Mi ha sorpreso la dignità con la quale Ilaria Salis si è presentata sorridente in aula nel tribunale di Budapest in contrasto con il trattamento disumano inflittole da un sistema giudiziario che nulla ha a che vedere con il rispetto dei diritti umani, prima di tutto. Incatenata mani e piedi e tenuta legata a un guinzaglio. Non vedevamo un simile trattamento per una persona arrestata dai tempi di Guantanamo per i presunti responsabili dell’abbattimento delle Torri gemelle. Di più, sembra di essere tornati ai tempi della schiavitù. E per un’accusa che non è stata nemmeno provata – e dalle immagini mostrate pare inverosimile che Ilaria fosse tra i partecipanti – di un’aggressione a dei neonazisti e quella di appartenere a una organizzazione estremista tedesca.
Immagini che fanno inorridire. C’è da chiedersi come sia possibile un simile trattamento in un paese che fa parte dell’Unione europea e che dovrebbe garantire tutti i diritti sanciti da tale organizzazione. C’è da chiedersi perché il nostro governo, e in primo luogo Giorgia Meloni che con il suo omologo ungherese Vikton Orban ha ottimi rapporti, non sia intervenuto pe far rispettare i diritti di una cittadina italiana. E come mai l’ambasciata italiana a Budapest non sia intervenuta in tal senso.
Viene da chiedersi quindi se la «colpa» di Ilaria Salis sia quella di essere una militante antifascista e che volesse far valere il suo diritto a esserlo anche fuori dai nostri confini, ma dentro quelli europei. E se dovesse verificarsi che questa è la «colpa» tutti noi antifascisti dovremmo sentirci in pericolo manifestando la nostra partigianeria. Un timore non infondato se i neonazisti possono manifestare indisturbati – e vanno in carcere quelli che li contrastano – a Budapest come a Roma e se a Milano alla Scala viene identificato chi ha urlato il suo antifascismo.
Non vorrei abusare dello slogan che spesso si usa in questi casi, «siamo tutti, anzi tutte, Ilaria Salis», perché non si tratta solo di solo di solidarietà umana ma politica. L’indifferenza delle autorità italiane ed europee ci fa sentire meno sicuri come cittadini europei dentro l’Europa, troppo facile mettere sotto accusa solo regimi autoritari e dittatoriali al di là delle nostre frontiere e dei nostri mari, i mostri sono dentro i nostri confini.
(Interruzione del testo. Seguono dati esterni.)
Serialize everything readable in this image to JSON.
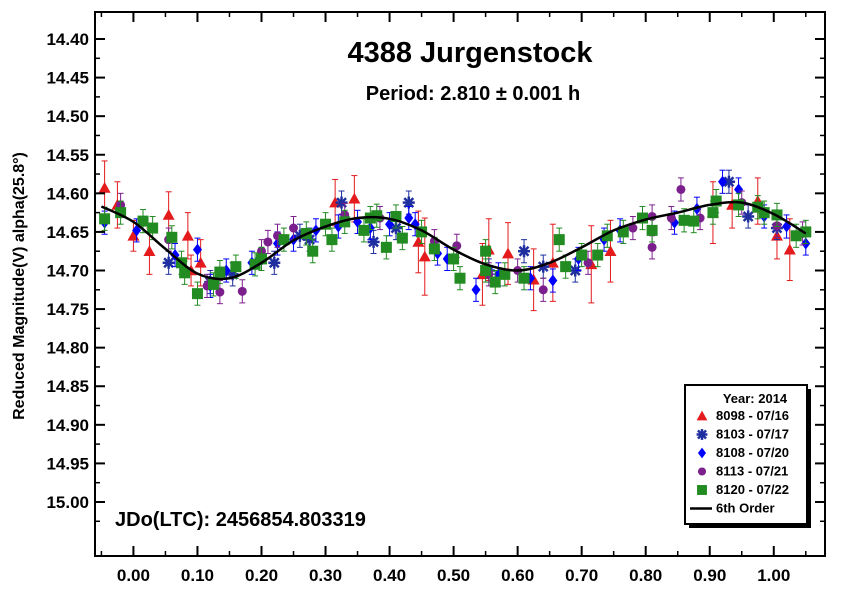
{
  "chart_data": {
    "type": "scatter",
    "title": "4388 Jurgenstock",
    "subtitle": "Period: 2.810 ± 0.001 h",
    "ylabel": "Reduced Magnitude(V) alpha(25.8°)",
    "xlabel": "",
    "annotation": "JDo(LTC): 2456854.803319",
    "xlim": [
      -0.06,
      1.08
    ],
    "ylim": [
      15.07,
      14.365
    ],
    "y_inverted": true,
    "grid": false,
    "x_ticks": [
      0.0,
      0.1,
      0.2,
      0.3,
      0.4,
      0.5,
      0.6,
      0.7,
      0.8,
      0.9,
      1.0
    ],
    "x_tick_labels": [
      "0.00",
      "0.10",
      "0.20",
      "0.30",
      "0.40",
      "0.50",
      "0.60",
      "0.70",
      "0.80",
      "0.90",
      "1.00"
    ],
    "y_ticks": [
      14.4,
      14.45,
      14.5,
      14.55,
      14.6,
      14.65,
      14.7,
      14.75,
      14.8,
      14.85,
      14.9,
      14.95,
      15.0
    ],
    "y_tick_labels": [
      "14.40",
      "14.45",
      "14.50",
      "14.55",
      "14.60",
      "14.65",
      "14.70",
      "14.75",
      "14.80",
      "14.85",
      "14.90",
      "14.95",
      "15.00"
    ],
    "legend": {
      "title": "Year: 2014",
      "placement": "bottom-right",
      "entries": [
        "8098 - 07/16",
        "8103 - 07/17",
        "8108 - 07/20",
        "8113 - 07/21",
        "8120 - 07/22",
        "6th Order"
      ]
    },
    "series": [
      {
        "name": "8098 - 07/16",
        "marker": "triangle",
        "color": "#e41a1c",
        "points": [
          [
            -0.045,
            14.593,
            0.035
          ],
          [
            -0.025,
            14.615,
            0.03
          ],
          [
            0.0,
            14.655,
            0.02
          ],
          [
            0.025,
            14.675,
            0.03
          ],
          [
            0.055,
            14.628,
            0.03
          ],
          [
            0.085,
            14.655,
            0.03
          ],
          [
            0.09,
            14.7,
            0.02
          ],
          [
            0.315,
            14.612,
            0.03
          ],
          [
            0.345,
            14.607,
            0.03
          ],
          [
            0.445,
            14.663,
            0.04
          ],
          [
            0.455,
            14.682,
            0.05
          ],
          [
            0.555,
            14.673,
            0.04
          ],
          [
            0.585,
            14.678,
            0.04
          ],
          [
            0.625,
            14.712,
            0.04
          ],
          [
            0.655,
            14.69,
            0.05
          ],
          [
            0.715,
            14.692,
            0.05
          ],
          [
            0.745,
            14.675,
            0.04
          ],
          [
            0.905,
            14.625,
            0.04
          ],
          [
            0.935,
            14.615,
            0.03
          ],
          [
            0.975,
            14.61,
            0.03
          ],
          [
            1.005,
            14.655,
            0.03
          ],
          [
            1.025,
            14.673,
            0.04
          ],
          [
            0.105,
            14.69,
            0.03
          ],
          [
            0.545,
            14.705,
            0.04
          ]
        ]
      },
      {
        "name": "8103 - 07/17",
        "marker": "asterisk",
        "color": "#1f2f9f",
        "points": [
          [
            0.055,
            14.69,
            0.015
          ],
          [
            0.12,
            14.715,
            0.015
          ],
          [
            0.155,
            14.705,
            0.015
          ],
          [
            0.2,
            14.685,
            0.015
          ],
          [
            0.22,
            14.69,
            0.015
          ],
          [
            0.26,
            14.655,
            0.015
          ],
          [
            0.275,
            14.66,
            0.015
          ],
          [
            0.325,
            14.612,
            0.015
          ],
          [
            0.375,
            14.663,
            0.015
          ],
          [
            0.41,
            14.645,
            0.015
          ],
          [
            0.43,
            14.612,
            0.015
          ],
          [
            0.555,
            14.7,
            0.015
          ],
          [
            0.61,
            14.675,
            0.015
          ],
          [
            0.64,
            14.695,
            0.015
          ],
          [
            0.69,
            14.7,
            0.015
          ],
          [
            0.93,
            14.585,
            0.015
          ],
          [
            0.96,
            14.63,
            0.015
          ],
          [
            1.005,
            14.645,
            0.015
          ]
        ]
      },
      {
        "name": "8108 - 07/20",
        "marker": "diamond",
        "color": "#0000ff",
        "points": [
          [
            -0.045,
            14.638,
            0.015
          ],
          [
            0.1,
            14.673,
            0.015
          ],
          [
            0.12,
            14.72,
            0.015
          ],
          [
            0.145,
            14.7,
            0.015
          ],
          [
            0.185,
            14.69,
            0.015
          ],
          [
            0.225,
            14.665,
            0.015
          ],
          [
            0.25,
            14.66,
            0.015
          ],
          [
            0.285,
            14.648,
            0.015
          ],
          [
            0.32,
            14.643,
            0.015
          ],
          [
            0.35,
            14.637,
            0.015
          ],
          [
            0.37,
            14.645,
            0.015
          ],
          [
            0.4,
            14.64,
            0.015
          ],
          [
            0.43,
            14.632,
            0.015
          ],
          [
            0.44,
            14.64,
            0.015
          ],
          [
            0.475,
            14.678,
            0.015
          ],
          [
            0.49,
            14.685,
            0.015
          ],
          [
            0.535,
            14.725,
            0.015
          ],
          [
            0.57,
            14.705,
            0.015
          ],
          [
            0.62,
            14.71,
            0.015
          ],
          [
            0.655,
            14.713,
            0.015
          ],
          [
            0.695,
            14.685,
            0.015
          ],
          [
            0.735,
            14.66,
            0.015
          ],
          [
            0.76,
            14.648,
            0.015
          ],
          [
            0.845,
            14.638,
            0.015
          ],
          [
            0.88,
            14.62,
            0.015
          ],
          [
            0.92,
            14.585,
            0.015
          ],
          [
            0.945,
            14.595,
            0.015
          ],
          [
            0.985,
            14.63,
            0.015
          ],
          [
            1.02,
            14.643,
            0.015
          ],
          [
            1.05,
            14.665,
            0.015
          ],
          [
            0.005,
            14.648,
            0.015
          ],
          [
            0.065,
            14.68,
            0.015
          ]
        ]
      },
      {
        "name": "8113 - 07/21",
        "marker": "circle",
        "color": "#7b1f8c",
        "points": [
          [
            -0.02,
            14.615,
            0.015
          ],
          [
            0.055,
            14.66,
            0.015
          ],
          [
            0.115,
            14.72,
            0.015
          ],
          [
            0.135,
            14.728,
            0.015
          ],
          [
            0.17,
            14.727,
            0.015
          ],
          [
            0.2,
            14.675,
            0.015
          ],
          [
            0.21,
            14.663,
            0.015
          ],
          [
            0.225,
            14.655,
            0.015
          ],
          [
            0.25,
            14.645,
            0.015
          ],
          [
            0.33,
            14.628,
            0.015
          ],
          [
            0.385,
            14.632,
            0.015
          ],
          [
            0.47,
            14.662,
            0.015
          ],
          [
            0.505,
            14.668,
            0.015
          ],
          [
            0.555,
            14.705,
            0.015
          ],
          [
            0.6,
            14.7,
            0.015
          ],
          [
            0.64,
            14.725,
            0.015
          ],
          [
            0.71,
            14.69,
            0.015
          ],
          [
            0.78,
            14.645,
            0.015
          ],
          [
            0.81,
            14.63,
            0.015
          ],
          [
            0.84,
            14.632,
            0.015
          ],
          [
            0.855,
            14.595,
            0.015
          ],
          [
            0.885,
            14.632,
            0.015
          ],
          [
            0.95,
            14.612,
            0.015
          ],
          [
            1.005,
            14.642,
            0.015
          ],
          [
            1.045,
            14.652,
            0.015
          ],
          [
            0.81,
            14.67,
            0.015
          ]
        ]
      },
      {
        "name": "8120 - 07/22",
        "marker": "square",
        "color": "#228b22",
        "points": [
          [
            -0.045,
            14.633,
            0.015
          ],
          [
            -0.02,
            14.625,
            0.015
          ],
          [
            0.015,
            14.636,
            0.015
          ],
          [
            0.03,
            14.645,
            0.015
          ],
          [
            0.06,
            14.657,
            0.015
          ],
          [
            0.075,
            14.69,
            0.015
          ],
          [
            0.08,
            14.703,
            0.015
          ],
          [
            0.1,
            14.73,
            0.015
          ],
          [
            0.125,
            14.718,
            0.015
          ],
          [
            0.135,
            14.702,
            0.015
          ],
          [
            0.16,
            14.695,
            0.015
          ],
          [
            0.19,
            14.692,
            0.015
          ],
          [
            0.2,
            14.685,
            0.015
          ],
          [
            0.235,
            14.66,
            0.015
          ],
          [
            0.27,
            14.652,
            0.015
          ],
          [
            0.28,
            14.675,
            0.015
          ],
          [
            0.3,
            14.64,
            0.015
          ],
          [
            0.31,
            14.66,
            0.015
          ],
          [
            0.33,
            14.637,
            0.015
          ],
          [
            0.36,
            14.648,
            0.015
          ],
          [
            0.37,
            14.632,
            0.015
          ],
          [
            0.38,
            14.629,
            0.015
          ],
          [
            0.395,
            14.67,
            0.015
          ],
          [
            0.41,
            14.63,
            0.015
          ],
          [
            0.42,
            14.658,
            0.015
          ],
          [
            0.45,
            14.65,
            0.015
          ],
          [
            0.47,
            14.672,
            0.015
          ],
          [
            0.5,
            14.685,
            0.015
          ],
          [
            0.51,
            14.71,
            0.015
          ],
          [
            0.55,
            14.675,
            0.015
          ],
          [
            0.565,
            14.715,
            0.015
          ],
          [
            0.58,
            14.705,
            0.015
          ],
          [
            0.61,
            14.71,
            0.015
          ],
          [
            0.665,
            14.66,
            0.015
          ],
          [
            0.675,
            14.695,
            0.015
          ],
          [
            0.7,
            14.68,
            0.015
          ],
          [
            0.725,
            14.68,
            0.015
          ],
          [
            0.74,
            14.655,
            0.015
          ],
          [
            0.765,
            14.65,
            0.015
          ],
          [
            0.795,
            14.632,
            0.015
          ],
          [
            0.81,
            14.648,
            0.015
          ],
          [
            0.86,
            14.635,
            0.015
          ],
          [
            0.875,
            14.636,
            0.015
          ],
          [
            0.905,
            14.625,
            0.015
          ],
          [
            0.91,
            14.61,
            0.015
          ],
          [
            0.945,
            14.615,
            0.015
          ],
          [
            0.975,
            14.618,
            0.015
          ],
          [
            0.985,
            14.625,
            0.015
          ],
          [
            1.005,
            14.628,
            0.015
          ],
          [
            1.035,
            14.655,
            0.015
          ],
          [
            1.05,
            14.65,
            0.015
          ],
          [
            0.55,
            14.7,
            0.015
          ]
        ]
      }
    ],
    "fit": {
      "name": "6th Order",
      "color": "#000000",
      "x": [
        -0.05,
        0.0,
        0.05,
        0.1,
        0.15,
        0.2,
        0.25,
        0.3,
        0.35,
        0.4,
        0.45,
        0.5,
        0.55,
        0.6,
        0.65,
        0.7,
        0.75,
        0.8,
        0.85,
        0.9,
        0.95,
        1.0,
        1.05
      ],
      "y": [
        14.617,
        14.637,
        14.672,
        14.704,
        14.71,
        14.69,
        14.661,
        14.643,
        14.632,
        14.633,
        14.648,
        14.673,
        14.692,
        14.7,
        14.69,
        14.67,
        14.648,
        14.634,
        14.625,
        14.615,
        14.612,
        14.627,
        14.652
      ]
    }
  }
}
Il Comitato europeo per la prevenzione della tortura che ha visitato le carceri magiare nel marzo del 2023 ma non ha ancora pubblicato il rapporto, quanto tempo dovremo ancora aspettare?
Le denunce del padre di Ilaria sui trattamenti subiti fin dal suo arresto, undici mesi fa, con l’umiliazione che si trasforma in tortura, hanno avuto difficoltà a farsi sentire anche dai media oltre che dal governo. Forse anche perché il suo atteggiamento non è stato aggressivo come avrebbe avuto tutti i diritti di esserlo, ma ha cercato di sensibilizzare con delle prove inconfutabili di cui si è avuto la prova con la prima seduta del processo. E la pena pesante richiesta – viste le lievi lesioni – di undici anni supera persino quelle previste, in simili occasioni, dal codice Rocco di epoca fascista.